Provision To Improve Self -Care

Provision To Improve Self -Care


NANDA, or the North American Nursing Diagnosis Association, is a global organization that has created evidence-based nursing diagnoses to aid in advanced and comprehensive patient care. The diagnosis “Provision to Improve Self-Care” is designed to promote a patient’s health and wellbeing. This post will discuss the NANDA Nursing Diagnosis Definition, Defining Characteristics, Related Factors, Risk Population, Associated Problems, Suggested Use, Suggested Alternative NANDA Diagnoses, Usage Tips, NOC Results, NIC Interventions, and a Conclusion & FAQ.
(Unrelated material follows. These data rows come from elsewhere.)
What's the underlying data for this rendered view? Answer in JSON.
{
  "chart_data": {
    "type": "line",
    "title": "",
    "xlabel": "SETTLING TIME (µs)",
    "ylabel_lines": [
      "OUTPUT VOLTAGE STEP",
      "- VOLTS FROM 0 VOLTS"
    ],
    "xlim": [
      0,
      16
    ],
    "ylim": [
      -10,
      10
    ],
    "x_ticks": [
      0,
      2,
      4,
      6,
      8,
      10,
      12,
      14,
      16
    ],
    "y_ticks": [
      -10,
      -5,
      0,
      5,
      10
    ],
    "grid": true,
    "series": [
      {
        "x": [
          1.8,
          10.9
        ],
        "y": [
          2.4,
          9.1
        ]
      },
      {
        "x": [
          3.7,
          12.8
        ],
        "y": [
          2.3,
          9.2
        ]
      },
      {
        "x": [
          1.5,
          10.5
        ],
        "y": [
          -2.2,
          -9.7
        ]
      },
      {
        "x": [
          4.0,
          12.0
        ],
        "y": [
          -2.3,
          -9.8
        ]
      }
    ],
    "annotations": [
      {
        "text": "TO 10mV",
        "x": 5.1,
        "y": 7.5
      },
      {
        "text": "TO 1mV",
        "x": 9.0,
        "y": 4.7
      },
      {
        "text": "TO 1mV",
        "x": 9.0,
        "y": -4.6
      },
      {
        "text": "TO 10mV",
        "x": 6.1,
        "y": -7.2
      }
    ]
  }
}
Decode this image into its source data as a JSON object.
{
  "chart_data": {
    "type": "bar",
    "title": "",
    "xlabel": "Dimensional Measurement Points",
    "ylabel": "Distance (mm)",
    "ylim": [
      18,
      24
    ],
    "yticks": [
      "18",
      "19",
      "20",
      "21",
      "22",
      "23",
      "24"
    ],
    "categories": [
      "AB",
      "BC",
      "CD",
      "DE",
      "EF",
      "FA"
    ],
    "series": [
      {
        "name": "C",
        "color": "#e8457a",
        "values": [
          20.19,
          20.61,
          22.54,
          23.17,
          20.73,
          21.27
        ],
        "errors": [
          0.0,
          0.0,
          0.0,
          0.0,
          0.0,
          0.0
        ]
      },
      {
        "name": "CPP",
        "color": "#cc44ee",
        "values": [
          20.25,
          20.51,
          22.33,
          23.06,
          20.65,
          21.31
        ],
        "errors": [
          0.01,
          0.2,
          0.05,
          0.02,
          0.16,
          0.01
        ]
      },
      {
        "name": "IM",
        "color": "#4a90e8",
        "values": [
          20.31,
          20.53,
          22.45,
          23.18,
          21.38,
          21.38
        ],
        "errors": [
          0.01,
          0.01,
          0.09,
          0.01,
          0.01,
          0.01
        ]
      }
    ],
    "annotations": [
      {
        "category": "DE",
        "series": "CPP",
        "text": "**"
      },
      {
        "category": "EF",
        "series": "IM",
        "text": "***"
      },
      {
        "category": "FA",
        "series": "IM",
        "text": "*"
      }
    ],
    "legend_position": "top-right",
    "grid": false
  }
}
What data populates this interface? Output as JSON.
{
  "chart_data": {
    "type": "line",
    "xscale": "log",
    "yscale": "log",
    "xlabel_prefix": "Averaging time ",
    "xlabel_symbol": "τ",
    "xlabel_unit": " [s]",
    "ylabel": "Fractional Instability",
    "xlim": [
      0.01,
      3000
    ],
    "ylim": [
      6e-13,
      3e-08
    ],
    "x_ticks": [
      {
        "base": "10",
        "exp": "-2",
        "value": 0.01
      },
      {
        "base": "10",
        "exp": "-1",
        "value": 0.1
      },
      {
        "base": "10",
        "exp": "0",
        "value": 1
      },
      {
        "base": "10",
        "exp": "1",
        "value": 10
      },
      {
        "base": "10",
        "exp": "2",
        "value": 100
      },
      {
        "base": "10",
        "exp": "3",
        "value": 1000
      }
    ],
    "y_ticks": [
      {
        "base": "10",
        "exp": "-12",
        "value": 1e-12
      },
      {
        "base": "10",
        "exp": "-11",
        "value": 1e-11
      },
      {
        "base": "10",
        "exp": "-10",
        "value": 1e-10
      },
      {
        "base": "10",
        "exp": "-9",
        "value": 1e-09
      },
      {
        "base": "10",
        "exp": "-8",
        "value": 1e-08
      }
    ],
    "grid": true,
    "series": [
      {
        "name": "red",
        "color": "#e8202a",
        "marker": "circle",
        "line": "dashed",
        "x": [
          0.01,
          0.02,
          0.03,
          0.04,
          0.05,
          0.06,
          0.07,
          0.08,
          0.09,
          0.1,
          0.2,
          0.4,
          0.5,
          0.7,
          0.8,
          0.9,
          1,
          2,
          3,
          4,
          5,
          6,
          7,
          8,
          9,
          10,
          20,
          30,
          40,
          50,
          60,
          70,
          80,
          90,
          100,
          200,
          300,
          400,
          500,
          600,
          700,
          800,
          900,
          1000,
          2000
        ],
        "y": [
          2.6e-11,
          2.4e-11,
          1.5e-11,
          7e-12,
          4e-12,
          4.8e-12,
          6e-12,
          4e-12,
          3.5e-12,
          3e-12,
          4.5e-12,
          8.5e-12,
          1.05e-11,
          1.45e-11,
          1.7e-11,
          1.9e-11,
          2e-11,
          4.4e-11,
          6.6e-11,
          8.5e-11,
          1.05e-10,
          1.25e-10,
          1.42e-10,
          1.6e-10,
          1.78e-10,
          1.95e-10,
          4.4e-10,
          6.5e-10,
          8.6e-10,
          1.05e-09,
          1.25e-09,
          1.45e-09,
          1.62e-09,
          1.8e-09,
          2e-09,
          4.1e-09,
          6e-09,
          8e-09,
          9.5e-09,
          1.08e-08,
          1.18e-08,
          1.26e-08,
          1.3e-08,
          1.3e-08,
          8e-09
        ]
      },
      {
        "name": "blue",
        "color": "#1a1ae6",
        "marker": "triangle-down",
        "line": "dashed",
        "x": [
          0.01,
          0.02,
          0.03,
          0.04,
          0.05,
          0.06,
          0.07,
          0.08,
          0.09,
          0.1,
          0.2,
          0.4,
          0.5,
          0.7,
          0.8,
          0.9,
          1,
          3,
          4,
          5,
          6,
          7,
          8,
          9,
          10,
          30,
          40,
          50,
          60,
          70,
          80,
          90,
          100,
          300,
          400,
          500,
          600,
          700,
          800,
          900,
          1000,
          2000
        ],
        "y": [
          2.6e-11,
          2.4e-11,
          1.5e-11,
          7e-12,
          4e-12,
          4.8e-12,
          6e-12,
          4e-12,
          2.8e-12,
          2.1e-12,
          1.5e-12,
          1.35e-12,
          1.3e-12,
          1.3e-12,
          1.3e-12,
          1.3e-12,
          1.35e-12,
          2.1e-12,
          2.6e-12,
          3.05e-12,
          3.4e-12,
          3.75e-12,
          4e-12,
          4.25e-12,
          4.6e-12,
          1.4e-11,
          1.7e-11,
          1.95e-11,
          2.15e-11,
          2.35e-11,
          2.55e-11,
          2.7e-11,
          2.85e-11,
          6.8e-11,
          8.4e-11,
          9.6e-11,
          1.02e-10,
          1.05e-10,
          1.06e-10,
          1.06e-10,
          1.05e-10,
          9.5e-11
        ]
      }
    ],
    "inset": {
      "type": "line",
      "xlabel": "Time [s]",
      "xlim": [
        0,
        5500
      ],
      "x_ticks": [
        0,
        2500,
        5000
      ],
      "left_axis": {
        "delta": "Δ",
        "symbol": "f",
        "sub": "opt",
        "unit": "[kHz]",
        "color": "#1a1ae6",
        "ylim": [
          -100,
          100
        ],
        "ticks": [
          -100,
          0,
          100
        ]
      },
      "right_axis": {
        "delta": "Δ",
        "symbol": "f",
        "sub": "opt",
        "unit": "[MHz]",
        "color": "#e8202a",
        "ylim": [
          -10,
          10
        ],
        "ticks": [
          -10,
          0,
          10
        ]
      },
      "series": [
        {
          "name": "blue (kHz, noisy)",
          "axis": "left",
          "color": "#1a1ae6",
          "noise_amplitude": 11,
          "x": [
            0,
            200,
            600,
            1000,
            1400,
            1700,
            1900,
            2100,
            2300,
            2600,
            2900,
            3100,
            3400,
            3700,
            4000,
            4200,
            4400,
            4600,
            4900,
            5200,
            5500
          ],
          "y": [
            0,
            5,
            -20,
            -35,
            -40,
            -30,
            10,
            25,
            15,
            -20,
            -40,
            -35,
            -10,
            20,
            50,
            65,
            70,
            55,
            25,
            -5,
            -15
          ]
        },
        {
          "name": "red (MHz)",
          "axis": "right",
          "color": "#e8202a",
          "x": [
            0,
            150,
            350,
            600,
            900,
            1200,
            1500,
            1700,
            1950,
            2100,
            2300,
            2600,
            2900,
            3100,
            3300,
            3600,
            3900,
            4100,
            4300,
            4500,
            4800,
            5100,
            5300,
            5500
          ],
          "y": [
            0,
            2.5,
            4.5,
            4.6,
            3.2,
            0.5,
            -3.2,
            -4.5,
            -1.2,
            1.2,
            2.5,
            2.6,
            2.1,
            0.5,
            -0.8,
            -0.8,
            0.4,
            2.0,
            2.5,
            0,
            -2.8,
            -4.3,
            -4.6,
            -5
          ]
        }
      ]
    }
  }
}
NANDA Nursing Diagnosis Definition

The NANDA Nursing Diagnosis “Provision to Improve Self-Care” states that the individual is capable of behaviors and/or skills required for balance, or achieving physical and psychological equilibrium needed to maintain optimal health – and it is the nurse’s task to provide the patient with assistance needed for fostering the provision to improve self-care.

Defining Characteristics


  • Verbalization of not knowing what to do to maintain health
  • Verbalization of a desire to improve self-care
  • Verbalization of knowledge and skills deficit
  • Inability to secure or use assistance for promotion of self-care


  • Non-adherence to care plan/lack of presented evidence of self-care activity
  • Physical disability that impairs ability to maintain self-care
  • Lack of supporting resources to independent self-care, from family

Related Factors

  • Lack of education or knowledge: The patient may lack education or knowledge regarding what they need to do to increase self-care.
  • Lack of financial resources: The patient may not have the necessary funds to secure proper resources that would aid in self-care.
  • Lack of appropriate environment: The patient may lack support or an environment that encourages the practices of self-care.
  • Physiological damage: The limitations of organ health, physical disability, and/or physiological damage may impede on the capacity for quality self-care practices.

Risk Population

People who suffer from chronic illness, poverty, homelessness, aging, mental disorders, and limited access to healthcare services are at a higher risk for below provision self-care.

Associated Problems

The associated problems with Provision to Improve Self-Care diagnoses are those related to a lack of self-care skills, knowledge, available resources, and/or motivation. Patients with mental health challenges may also be at risk for a lack of self-care.

Suggested Use

Nurses are suggested to use the Provision to Improve Self-Care diagnosis to assess, monitor, evaluate, and modify interventions designed to restore balance and maintain a patient’s ideal health.

Alternative NANDA Diagnoses

Other NANDA Nursing Diagnoses which could be used in similar situations to the Provision to Improve Self-Care diagnosis include and/or suggest: Ineffective Health Management, Ineffective Coping, Readiness for Enhanced Self-Health Management, Decisional Conflict, and Risk for Injury.

Usage Tips

The following tips apply to using the Provision to Improve Self-Care diagnosis:

  • Work on naturalizing and/or internalizing autonomous self-care behavior with patient over time.
  • Administer periodic assessments to check for changes in self-care behaviors.
  • Refer to other aides if further help is needed to an occupational therapist or psychologist.
  • Cognitive or callisthenic activities can be advised to the patient to increase function and coordination.
  • Encourage patient to stick to plan of care and all appointments.

NOC Results

NOC Results associated with the Provision to Improve Self-Care diagnosis, include but are not limited to:

  • Health Beliefs: Represents the knowledge of the patient regarding their health and their beliefs of the effects when following their health plan.
  • Self-care: Displays the patient’s capacity for self-care ability, measures of performance of activities, and any constraints that affect self-care ability in general.
  • Self-Concept: Refers to the patient’s capability to self-direct, judge, or evaluate how to manage their own health in terms of career, education, and personal activities.
  • Coping: Displays the way in which the patient works with challenges and crises that come up in their daily life.
  • Participation in Health Care: Shows the patient’s active role in monitoring, managing and managing a plan of care.

NIC Interventions

NIC Interventions related to the Provision to Improve Self-Care diagnosis include but are not limited to:

  • Self-Care Assistance: Involves teaching and guiding patients in taking charge of their own health with customized auto-care services.
  • Health Behavior Self-management: Treatment to assist patient’s needs and goals in maintaining health and well-being.
  • Self-Awareness Awareness: Assists patients in recognizing the discrepancies between their current and health status.
  • Management Support: Encourages and guides patients to create solutions as well as guide them to adhere to their health plan.
  • Health Education: Supplies information to optimize patient knowledge and skills related to self-care.

Conclusion & FAQ

The NANDA nursing diagnosis “Provision to Improve Self-Care” helps fill the gap of the patient’s understanding of what to do to promote their health and wellbeing. Through providing the necessary resources and understanding, nurses can empower the patient to make positive changes to their self-care.